La Route de l'esclave

© UNESCO

L’ignorance ou l’occultation d’événements historiques majeurs constitue un obstacle à la compréhension mutuelle, à la réconciliation et à la coopération entre les peuples. Ainsi, l'UNESCO a décidé de briser le silence sur la traite négrière et l’esclavage qui ont impliqué tous les continents et provoqué des bouleversements considérables qui modèlent en conséquence nos sociétés modernes.

Lancé en 1994 à Ouidah, Bénin, sur proposition d’Haïti, le projet « La Route de l’esclave : résistance, liberté, héritage » poursuit les objectifs suivants:

  • Contribuer à une meilleure compréhension des causes et des modalités d’opération de l’esclavage et de la traite négrière ainsi que des enjeux et des conséquences de l’esclavage dans le monde (Afrique, Europe, Amériques, Caraïbes, Océan Indien, Moyen Orient et Asie) ;
  • Mettre en lumière les transformations globales et les interactions culturelles issues de cette histoire ;
  • Contribuer à une culture de la paix en favorisant la réflexion sur le pluralisme culturel, le dialogue interculturel et la construction des nouvelles identités et citoyennetés.

Bénéficiant des orientations d’un Comité Scientifique International, le projet poursuit ses actions pour encourager de nouvelles recherches dans des régions négligées, définir de nouvelles approches pour l’enseignement de cette histoire,  élaborer de nouveaux guides pour l’identification, la préservation et la promotion des sites et itinéraires de mémoire liés à la traite négrière et l’esclavage, promouvoir les contributions des personnes d’ascendance africaine à la construction des sociétés contemporaines et enfin préserver les archives écrites et le patrimoine immatériel lié à cette histoire.

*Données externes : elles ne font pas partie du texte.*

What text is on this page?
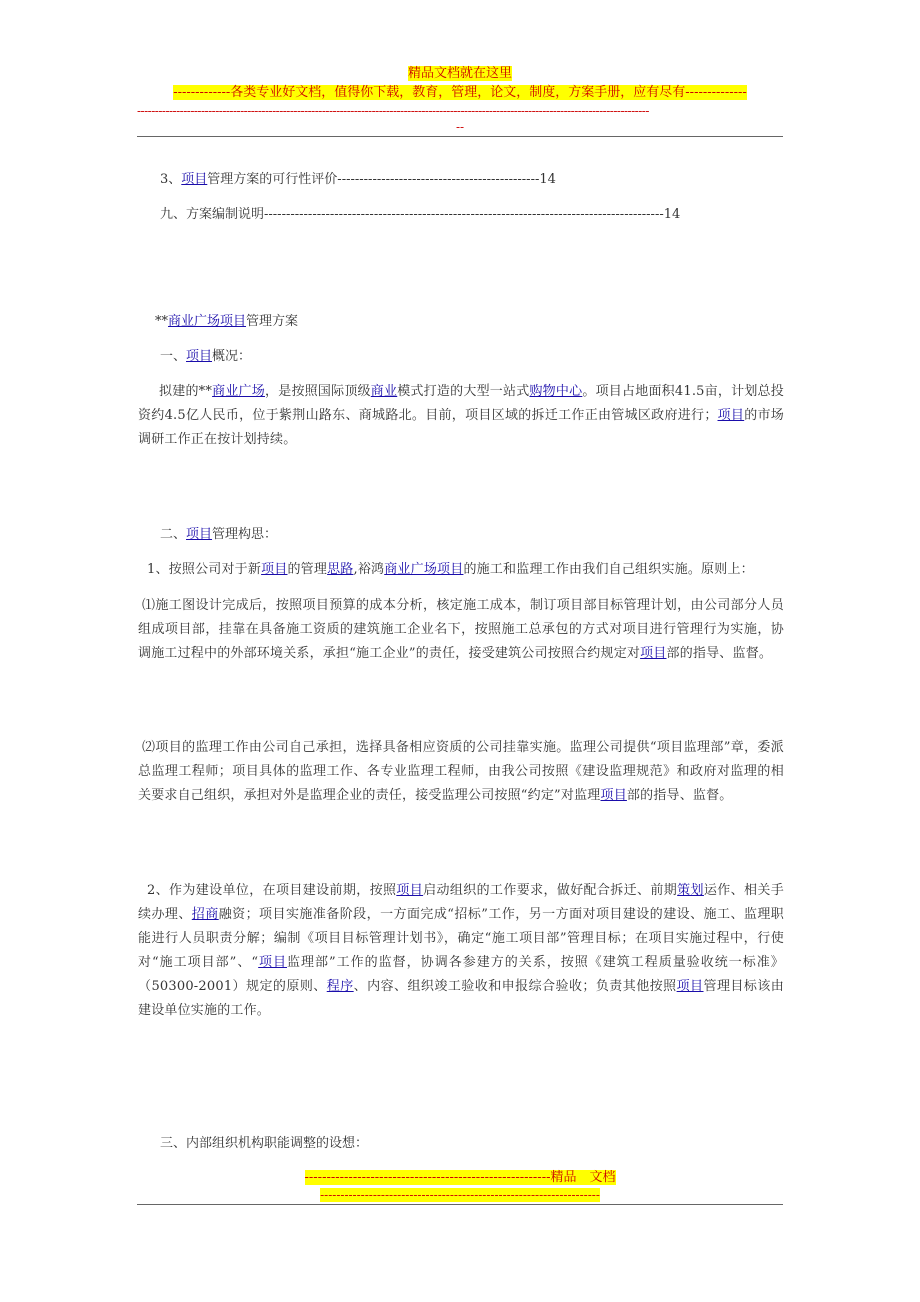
精品文档就在这里
-------------各类专业好文档，值得你下载，教育，管理，论文，制度，方案手册，应有尽有--------------
------------------------------------------------------------------------------------------------------------------------------------------------
--
3、项目管理方案的可行性评价----------------------------------------------14
九、方案编制说明-------------------------------------------------------------------------------------------14
**商业广场项目管理方案
一、项目概况：
拟建的**商业广场，是按照国际顶级商业模式打造的大型一站式购物中心。项目占地面积41.5亩，计划总投资约4.5亿人民币，位于紫荆山路东、商城路北。目前，项目区域的拆迁工作正由管城区政府进行；项目的市场调研工作正在按计划持续。
二、项目管理构思：
1、按照公司对于新项目的管理思路,裕鸿商业广场项目的施工和监理工作由我们自己组织实施。原则上：
⑴施工图设计完成后，按照项目预算的成本分析，核定施工成本，制订项目部目标管理计划，由公司部分人员组成项目部，挂靠在具备施工资质的建筑施工企业名下，按照施工总承包的方式对项目进行管理行为实施，协调施工过程中的外部环境关系，承担“施工企业”的责任，接受建筑公司按照合约规定对项目部的指导、监督。
⑵项目的监理工作由公司自己承担，选择具备相应资质的公司挂靠实施。监理公司提供“项目监理部”章，委派总监理工程师；项目具体的监理工作、各专业监理工程师，由我公司按照《建设监理规范》和政府对监理的相关要求自己组织，承担对外是监理企业的责任，接受监理公司按照“约定”对监理项目部的指导、监督。
2、作为建设单位，在项目建设前期，按照项目启动组织的工作要求，做好配合拆迁、前期策划运作、相关手续办理、招商融资；项目实施准备阶段，一方面完成“招标”工作，另一方面对项目建设的建设、施工、监理职能进行人员职责分解；编制《项目目标管理计划书》，确定“施工项目部”管理目标；在项目实施过程中，行使对“施工项目部”、“项目监理部”工作的监督，协调各参建方的关系，按照《建筑工程质量验收统一标准》（50300-2001）规定的原则、程序、内容、组织竣工验收和申报综合验收；负责其他按照项目管理目标该由建设单位实施的工作。
三、内部组织机构职能调整的设想：
--------------------------------------------------------精品　文档
---------------------------------------------------------------------
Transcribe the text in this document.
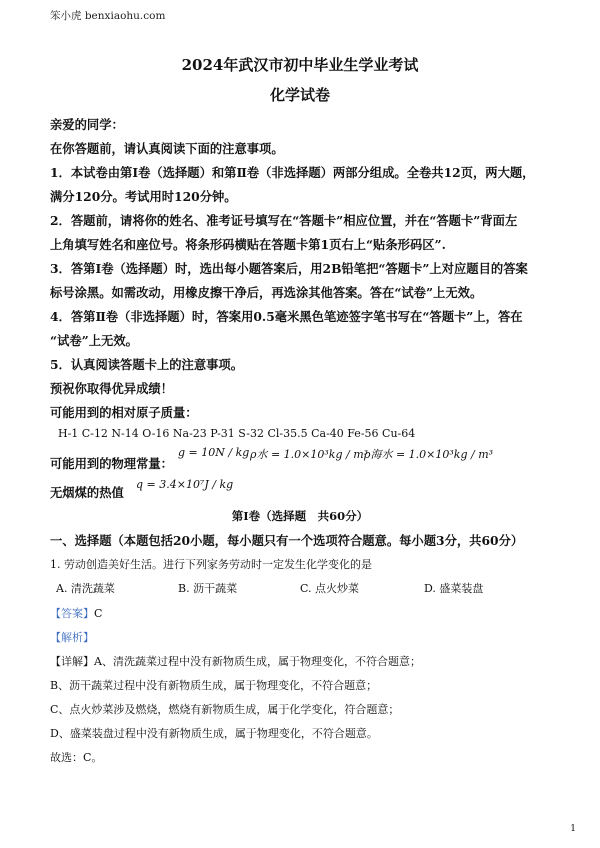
笨小虎 benxiaohu.com
2024年武汉市初中毕业生学业考试
化学试卷
亲爱的同学：
在你答题前，请认真阅读下面的注意事项。
1．本试卷由第Ⅰ卷（选择题）和第Ⅱ卷（非选择题）两部分组成。全卷共12页，两大题，
满分120分。考试用时120分钟。
2．答题前，请将你的姓名、准考证号填写在“答题卡”相应位置，并在“答题卡”背面左
上角填写姓名和座位号。将条形码横贴在答题卡第1页右上“贴条形码区”.
3．答第Ⅰ卷（选择题）时，选出每小题答案后，用2B铅笔把“答题卡”上对应题目的答案
标号涂黑。如需改动，用橡皮擦干净后，再选涂其他答案。答在“试卷”上无效。
4．答第Ⅱ卷（非选择题）时，答案用0.5毫米黑色笔迹签字笔书写在“答题卡”上，答在
“试卷”上无效。
5．认真阅读答题卡上的注意事项。
预祝你取得优异成绩！
可能用到的相对原子质量：
H-1 C-12 N-14 O-16 Na-23 P-31 S-32 Cl-35.5 Ca-40 Fe-56 Cu-64
可能用到的物理常量：
g = 10N / kg ρ水 = 1.0×10³kg / m³
ρ海水 = 1.0×10³kg / m³
无烟煤的热值
q = 3.4×10⁷J / kg
第Ⅰ卷（选择题　共60分）
一、选择题（本题包括20小题，每小题只有一个选项符合题意。每小题3分，共60分）
1. 劳动创造美好生活。进行下列家务劳动时一定发生化学变化的是
A. 清洗蔬菜	B. 沥干蔬菜	C. 点火炒菜	D. 盛菜装盘
【答案】C
【解析】
【详解】A、清洗蔬菜过程中没有新物质生成，属于物理变化，不符合题意；
B、沥干蔬菜过程中没有新物质生成，属于物理变化，不符合题意；
C、点火炒菜涉及燃烧，燃烧有新物质生成，属于化学变化，符合题意；
D、盛菜装盘过程中没有新物质生成，属于物理变化，不符合题意。
故选：C。
1
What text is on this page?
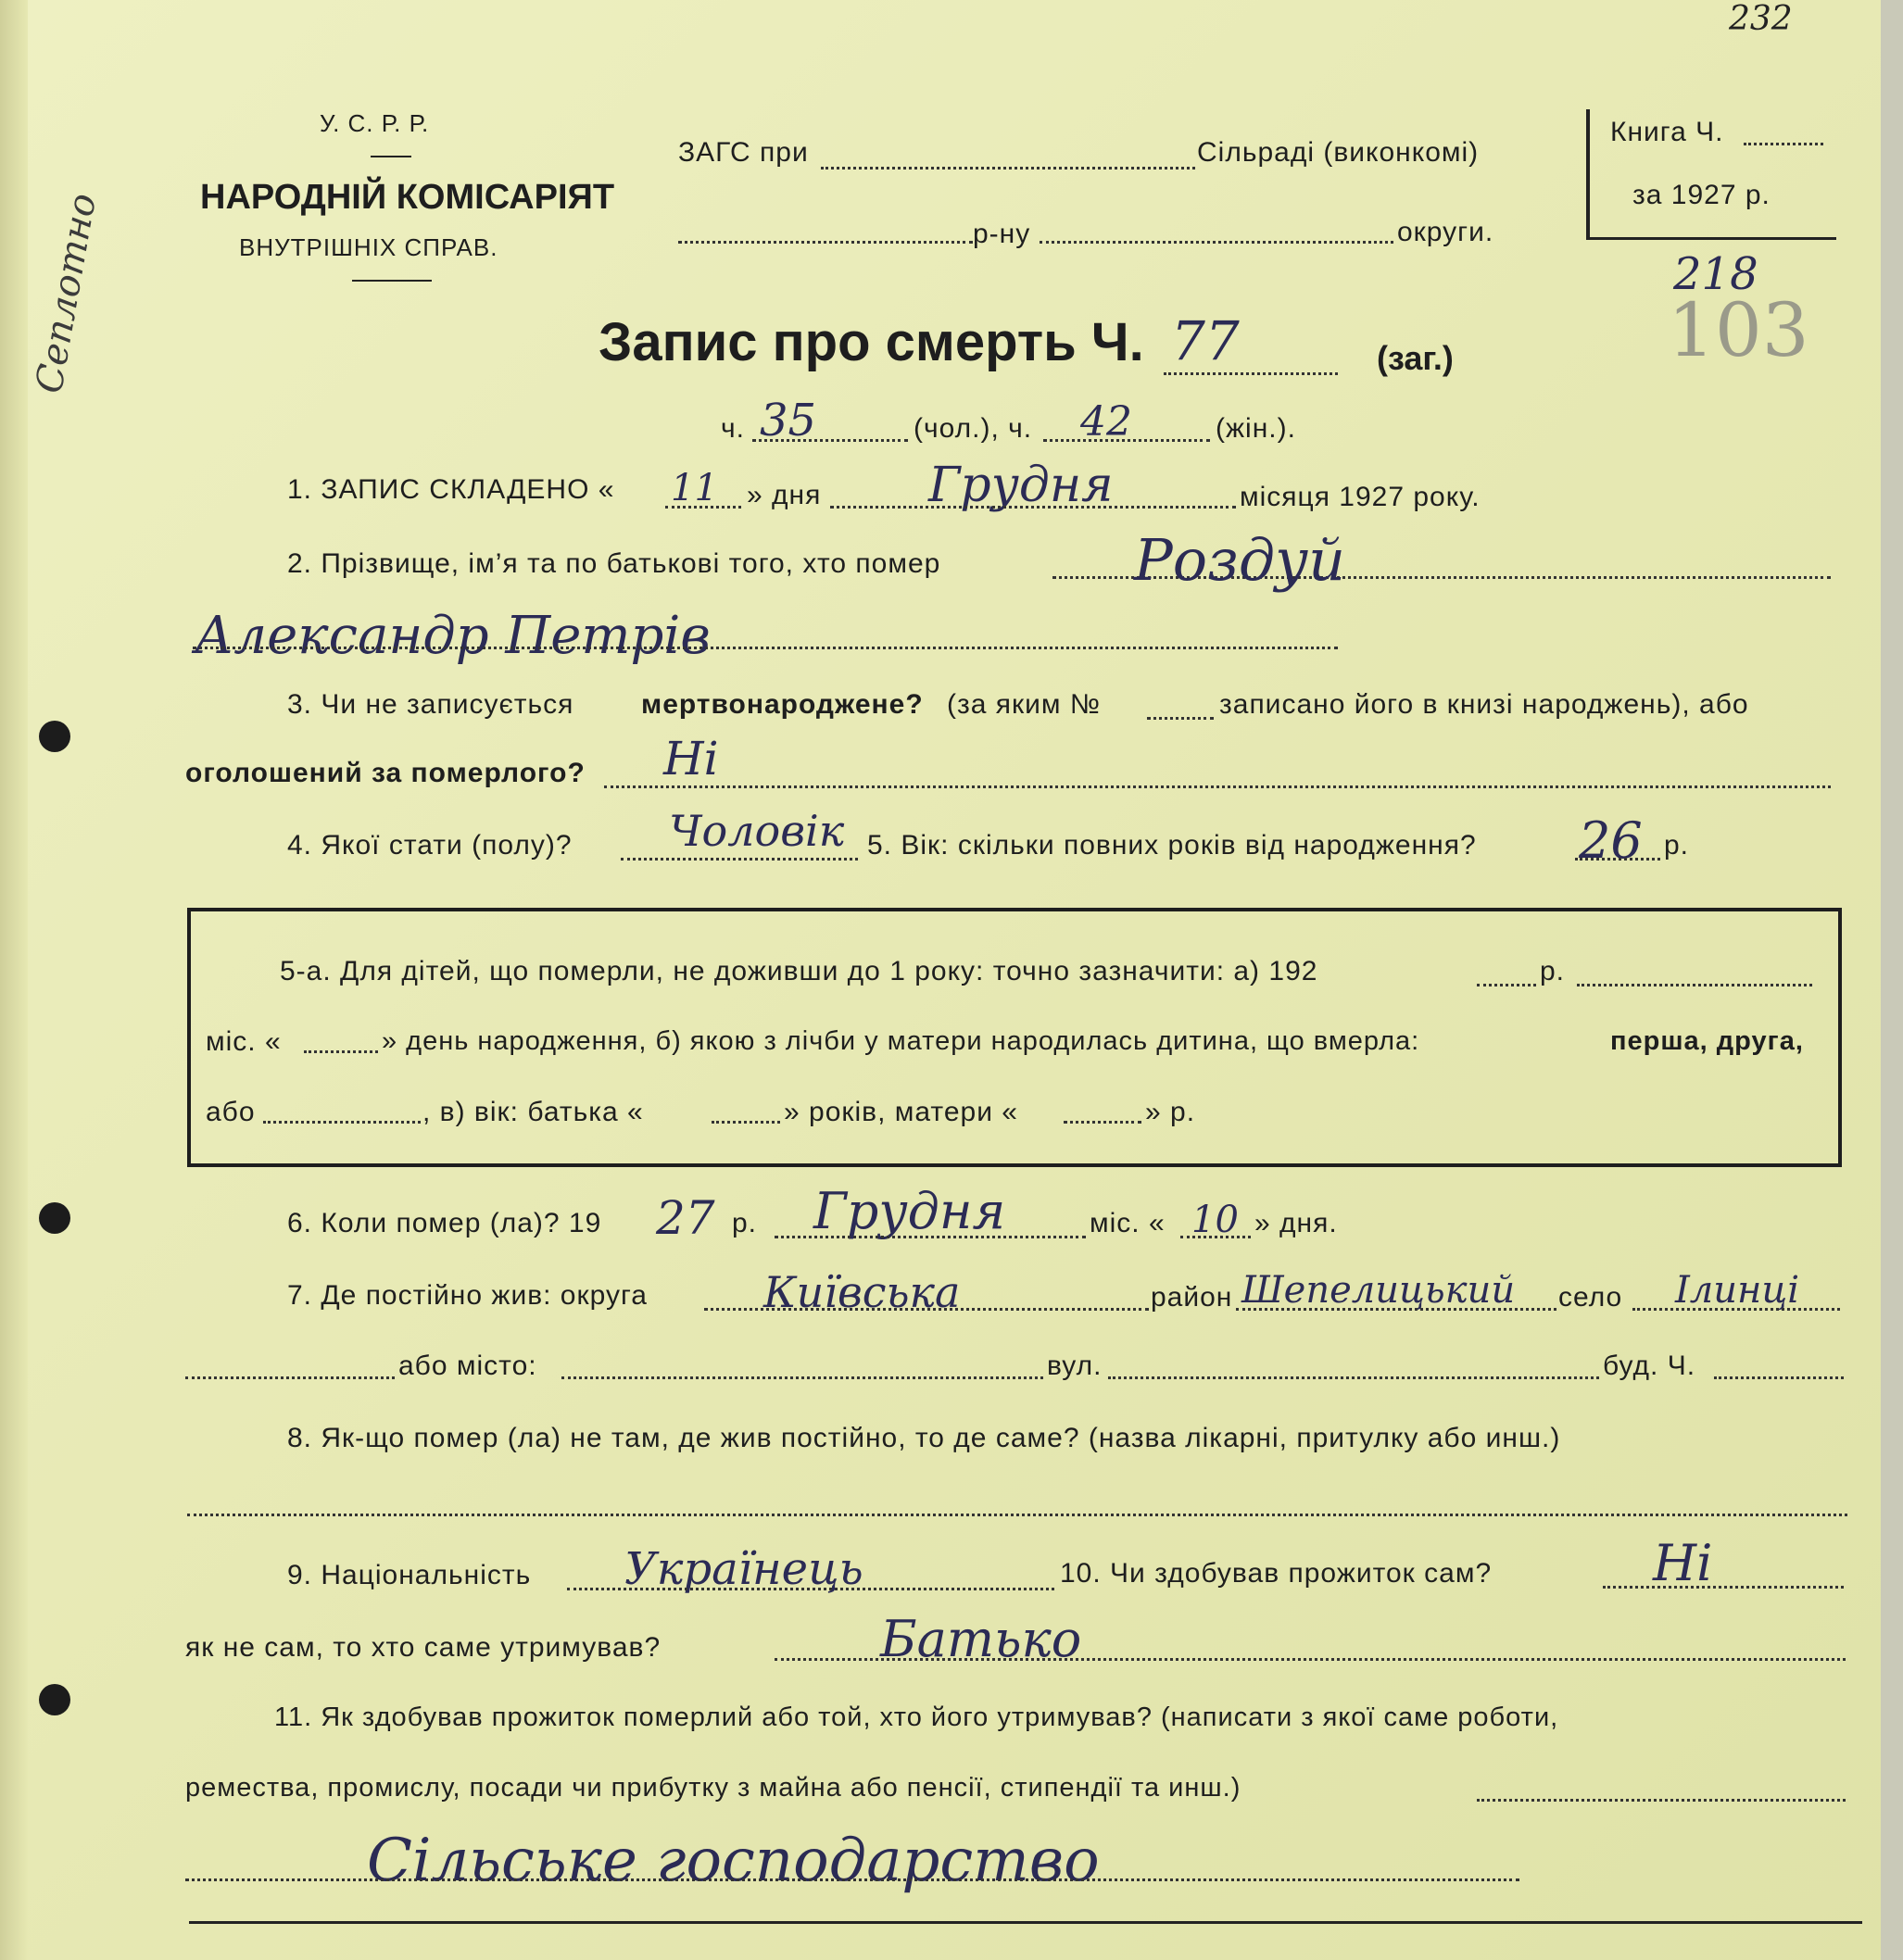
Сеплотно
У. С. Р. Р.
НАРОДНІЙ КОМІСАРІЯТ
ВНУТРІШНІХ СПРАВ.
ЗАГС при	Сільраді (виконкомі)
р-ну	округи.
Книга Ч.
за 1927 р.
232
218
103
Запис про смерть Ч. 77	(заг.)
ч. 35	(чол.), ч. 42	(жін.).
1. ЗАПИС СКЛАДЕНО « 11 » дня Грудня	місяця 1927 року.
2. Прізвище, ім’я та по батькові того, хто помер	Роздуй
Александр Петрів
3. Чи не записується мертвонароджене? (за яким №	записано його в книзі народжень), або
оголошений за померлого? Ні
4. Якої стати (полу)? Чоловік 5. Вік: скільки повних років від народження? 26 р.
5-а. Для дітей, що померли, не доживши до 1 року: точно зазначити: а) 192	р.
міс. «	» день народження, б) якою з лічби у матери народилась дитина, що вмерла:	перша, друга,
або	, в) вік: батька «	» років, матери «	» р.
6. Коли помер (ла)? 19 27 р. Грудня	міс. « 10 » дня.
7. Де постійно жив: округа	Київська	район Шепелицький село Ілинці
або місто:	вул.	буд. Ч.
8. Як-що помер (ла) не там, де жив постійно, то де саме? (назва лікарні, притулку або инш.)
9. Національність Українець	10. Чи здобував прожиток сам?	Ні
як не сам, то хто саме утримував?	Батько
11. Як здобував прожиток померлий або той, хто його утримував? (написати з якої саме роботи,
ремества, промислу, посади чи прибутку з майна або пенсії, стипендії та инш.)
Сільське господарство
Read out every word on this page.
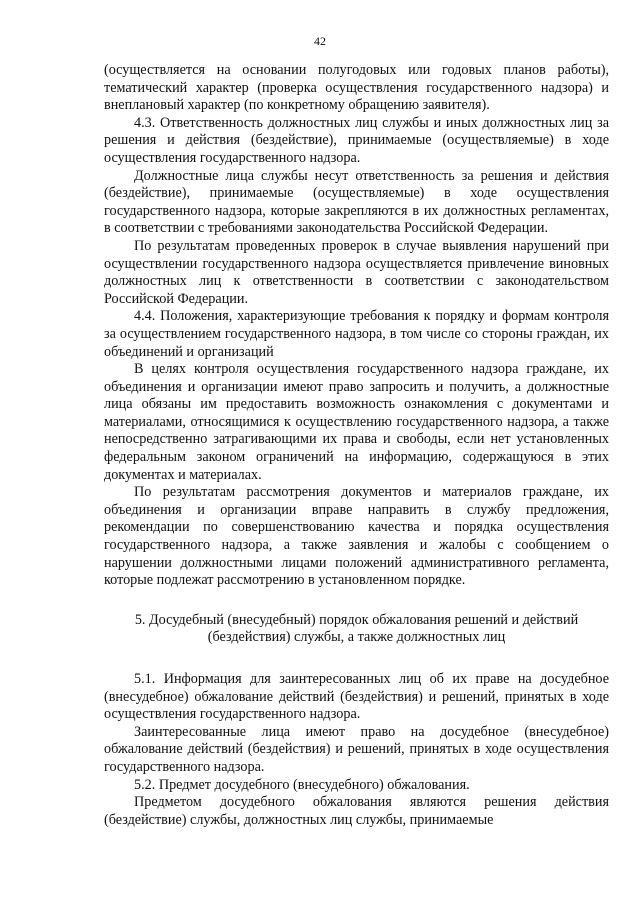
42

(осуществляется на основании полугодовых или годовых планов работы), тематический характер (проверка осуществления государственного надзора) и внеплановый характер (по конкретному обращению заявителя).

4.3. Ответственность должностных лиц службы и иных должностных лиц за решения и действия (бездействие), принимаемые (осуществляемые) в ходе осуществления государственного надзора.

Должностные лица службы несут ответственность за решения и действия (бездействие), принимаемые (осуществляемые) в ходе осуществления государственного надзора, которые закрепляются в их должностных регламентах, в соответствии с требованиями законодательства Российской Федерации.

По результатам проведенных проверок в случае выявления нарушений при осуществлении государственного надзора осуществляется привлечение виновных должностных лиц к ответственности в соответствии с законодательством Российской Федерации.

4.4. Положения, характеризующие требования к порядку и формам контроля за осуществлением государственного надзора, в том числе со стороны граждан, их объединений и организаций

В целях контроля осуществления государственного надзора граждане, их объединения и организации имеют право запросить и получить, а должностные лица обязаны им предоставить возможность ознакомления с документами и материалами, относящимися к осуществлению государственного надзора, а также непосредственно затрагивающими их права и свободы, если нет установленных федеральным законом ограничений на информацию, содержащуюся в этих документах и материалах.

По результатам рассмотрения документов и материалов граждане, их объединения и организации вправе направить в службу предложения, рекомендации по совершенствованию качества и порядка осуществления государственного надзора, а также заявления и жалобы с сообщением о нарушении должностными лицами положений административного регламента, которые подлежат рассмотрению в установленном порядке.

5. Досудебный (внесудебный) порядок обжалования решений и действий (бездействия) службы, а также должностных лиц

5.1. Информация для заинтересованных лиц об их праве на досудебное (внесудебное) обжалование действий (бездействия) и решений, принятых в ходе осуществления государственного надзора.

Заинтересованные лица имеют право на досудебное (внесудебное) обжалование действий (бездействия) и решений, принятых в ходе осуществления государственного надзора.

5.2. Предмет досудебного (внесудебного) обжалования.

Предметом досудебного обжалования являются решения действия (бездействие) службы, должностных лиц службы, принимаемые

Depuis 2012, de nouvelles orientations conceptuelles ont été élaborées pour le projet et présentées aux Etats membres afin de tenir compte du nouveau contexte international. Elles définissent les domaines d’action principaux du projet en réponse aux grands enjeux inscrits dans l’Agenda international, et particulièrement au programme d’action de la Décennie internationale des personnes d’ascendance africaine (2015-2024), tels que :

  • Mémoire, histoire et héritages partagés
  • Interculturalité, transculturalité et nouvelle formes d’identité et de  citoyenneté
  • Droits humains,  lutte contre le racisme et la discrimination, nouvelles solidarités et nouvel humanisme
  • L’Afrique et ses diasporas d’hier et d’aujourd’hui
  • Cultures vivantes et création artistique contemporaine (figuration et  scénographie de l’esclavage)
  • Education interculturelle, culture de la paix et dialogue interculturel.